Il y a deux formes de mémoire. Il y a le souvenir qui, quoi que nous fassions, ne peut jamais être éliminé, car il est consubstantiel à l’esprit lui-même. Il y a d’autre part une mémoire traumatique qui est bien plus que le souvenir, car elle est un nœud de tension qui tend à se manifester dans des réactions émotionnelles violentes et incontrôlées. C’est d’elle que dépend l’émission des conditionnements issus du passé. Pour prendre une image, disons que l’expérience vécue en pleine conscience est comme le fait de tracer un sillon dans l’eau qui aussitôt se reforme et redevient plane. L’expérience traumatique est comme le fait de graver une marque dans la pierre et la trace subsiste après l’expérience. C’est dans cette mémoire qu’il faudrait introduire le baume de l’oubli, et non dans le souvenir proprement dit. Ce qui suppose une opération particulière, tant au niveau individuel que collectif. Au niveau collectif, il ne s’agit pas de nier le souvenir, mais seulement de guérir une mémoire blessée. Il est possible que le travail des historiens joue ce rôle en amenant à la conscience les traces de ce passé irrigué de souffrance, et d’autant plus malheureux qu’il est justement refoulé. Le travail d’histoire tient à la fois de la résurgence de la mémoire collective et aussi de sa mise à distance par le récit : identification, emprise du passé dans la mémoire traumatisée et désidentification, lâcher prise d’une mise en perspective nouvelle sur le passé d’une mémoire libérée.

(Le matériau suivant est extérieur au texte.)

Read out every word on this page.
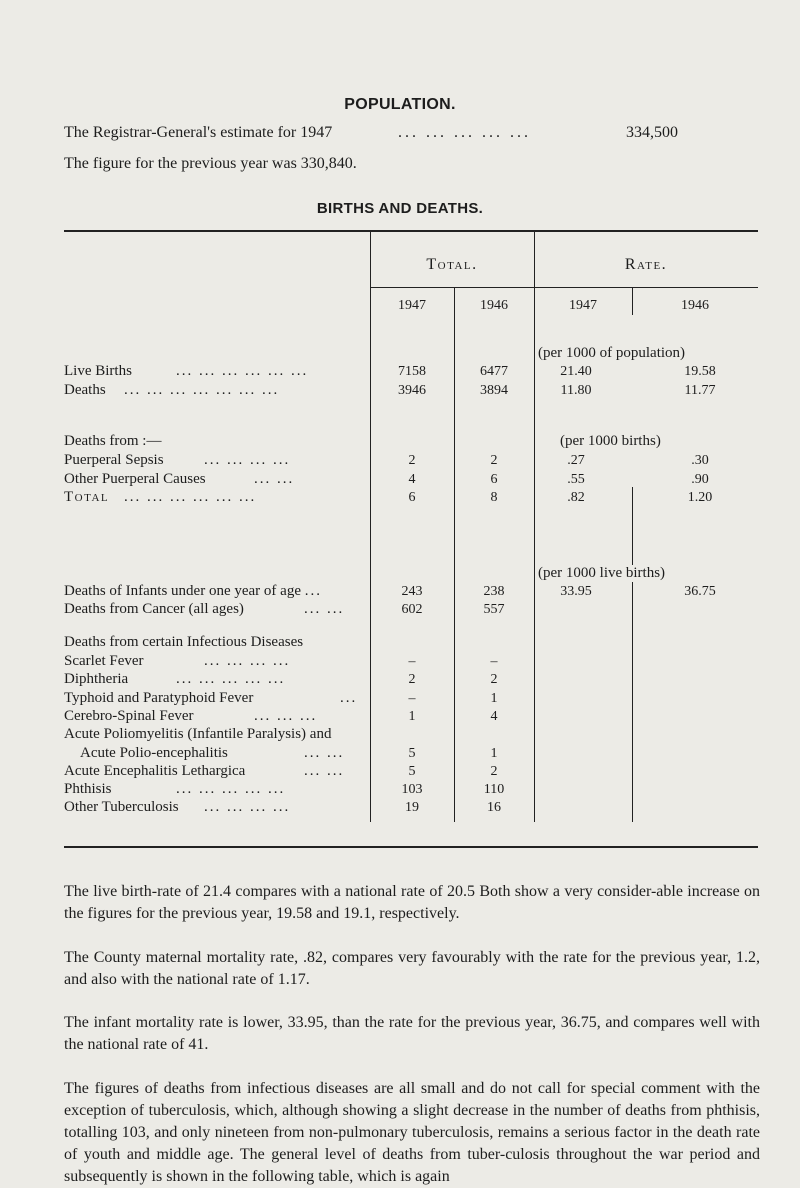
POPULATION.
The Registrar-General's estimate for 1947	... ... ... ... ...	334,500
The figure for the previous year was 330,840.
BIRTHS AND DEATHS.
Total.	Rate.
1947	1946	1947	1946
(per 1000 of population)
(per 1000 births)
(per 1000 live births)
Live Births	... ... ... ... ... ...	7158	6477	21.40	19.58
Deaths ... ... ... ... ... ... ...	3946	3894	11.80	11.77
Deaths from :—
Puerperal Sepsis	... ... ... ...	2	2	.27	.30
Other Puerperal Causes	... ...	4	6	.55	.90
Total ... ... ... ... ... ...	6	8	.82	1.20
Deaths of Infants under one year of age ...	243	238	33.95	36.75
Deaths from Cancer (all ages)	... ...	602	557
Deaths from certain Infectious Diseases
Scarlet Fever	... ... ... ...	–	–
Diphtheria	... ... ... ... ...	2	2
Typhoid and Paratyphoid Fever	...	–	1
Cerebro-Spinal Fever	... ... ...	1	4
Acute Poliomyelitis (Infantile Paralysis) and
Acute Polio-encephalitis	... ...	5	1
Acute Encephalitis Lethargica	... ...	5	2
Phthisis	... ... ... ... ...	103	110
Other Tuberculosis ... ... ... ...	19	16
The live birth-rate of 21.4 compares with a national rate of 20.5 Both show a very consider-able increase on the figures for the previous year, 19.58 and 19.1, respectively.
The County maternal mortality rate, .82, compares very favourably with the rate for the previous year, 1.2, and also with the national rate of 1.17.
The infant mortality rate is lower, 33.95, than the rate for the previous year, 36.75, and compares well with the national rate of 41.
The figures of deaths from infectious diseases are all small and do not call for special comment with the exception of tuberculosis, which, although showing a slight decrease in the number of deaths from phthisis, totalling 103, and only nineteen from non-pulmonary tuberculosis, remains a serious factor in the death rate of youth and middle age. The general level of deaths from tuber-culosis throughout the war period and subsequently is shown in the following table, which is again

La mise à distance par le récit permet de prendre du recul face aux événements et à ne pas être obnubilé par l’actuel. Cette possibilité donnée à la pensée de se déprendre de l’actuel, lui permet aussi de regarder le temps comme un tout en mouvement, la totalité vivante du Devenir. La tentation est dès lors forte que d’essayer d’en tracer les étapes, d’en imaginer le cours, d’en prévoir l’issue. C’est le fil conducteur de la philosophie de l’Histoire. Il ne peut y avoir de philosophie de l’Histoire que dans cette tentative de recomposer les vicissitudes, les drames de l’événementiel, dans une sorte de Plan cosmique, tel que celui de Hegel dans La Raison dans l’Histoire. Disons que l’histoire des historiens, telle que nous la considérons ici, est bien plus modeste, son rôle est surtout de donner une ouverture de l’esprit qui permet de recevoir le passé tel qu’il l’a été et d’en prendre conscience et non d’en faire une justification, une historiodicée.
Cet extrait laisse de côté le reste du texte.